As Levy explains, the late seventies were a time of lesbian separatism in America, a time when it made sense to say, in the words of separatist publication The Furies, that lesbianism was "not a matter of sexual preference, but rather one of political choice which every woman must make if she is to become woman-identified and thereby end male supremacy." But for the Van Dykes it was both — they refused to speak to men except waiters and mechanics, believed the world was suffering from "testosterone poisoning," and tried to stop their vans only on Women's Land, "places owned by women where all women, and only women, were welcome." However, they were far from the "celibate 'political lesbianism'" of such activists as Barbara Lipschutz, who said women should "free the libido from the tyranny of orgasm-seeking. Sometimes hugging is nicer." Ex-Van Dyke Chris Fox says of her time with the group, "people were fucking their brains out."

The Van Dykes embraced sadomasochism — according to Levy, "it was permission to focus on what turned them on, rather than what was politically correct, a way of appropriating the lust and power hunger that feminist doctrine had deemed male." Their practice of S&M angered other feminists, who thought that "lesbians should permit themselves only those sexual interests that reflect superior female ideals" and that "whips and chains or dog collars in public space" would disturb those recovering from domestic or sexual violence. But for the Van Dykes, S&M was an expression of identity as well as desire. The group's de facto leader, Lamar Van Dyke, says,

I felt like I had been in trouble my whole life for being too big, too loud, too demanding, too bossy, too everything that I am. When I discovered this S&M thing, it was actually a place where people loved me for those things. It was very liberating and quite a treat.

Lamar Van Dyke is perhaps the most inspiring figure in Levy's piece.

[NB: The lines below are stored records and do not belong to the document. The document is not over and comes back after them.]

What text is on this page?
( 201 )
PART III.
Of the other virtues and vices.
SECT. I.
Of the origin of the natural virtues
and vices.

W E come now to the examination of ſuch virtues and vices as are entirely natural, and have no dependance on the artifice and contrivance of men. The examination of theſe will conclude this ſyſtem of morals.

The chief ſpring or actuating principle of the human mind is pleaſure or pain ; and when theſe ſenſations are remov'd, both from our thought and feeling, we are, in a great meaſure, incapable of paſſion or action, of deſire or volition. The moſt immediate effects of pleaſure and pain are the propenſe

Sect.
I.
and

Now living in Seattle, Van Dyke works for an Internet-service provider, where she works and speaks with men. "But," says Levy,

she is still wild, a big pirate of a woman. Regardless of the different people of different genders she has chosen over the years as her comrades, Van Dyke's primary loyalty has always been to her own adventure. A woman in her sixties who has been resolutely doing as she pleases for as long as she can remember is not easy to come by, in movies or in books, or in life.

The political climate may have changed a great deal since the late seventies, but it's a sad sign of our times that a woman who does what she wants still seems like a radical.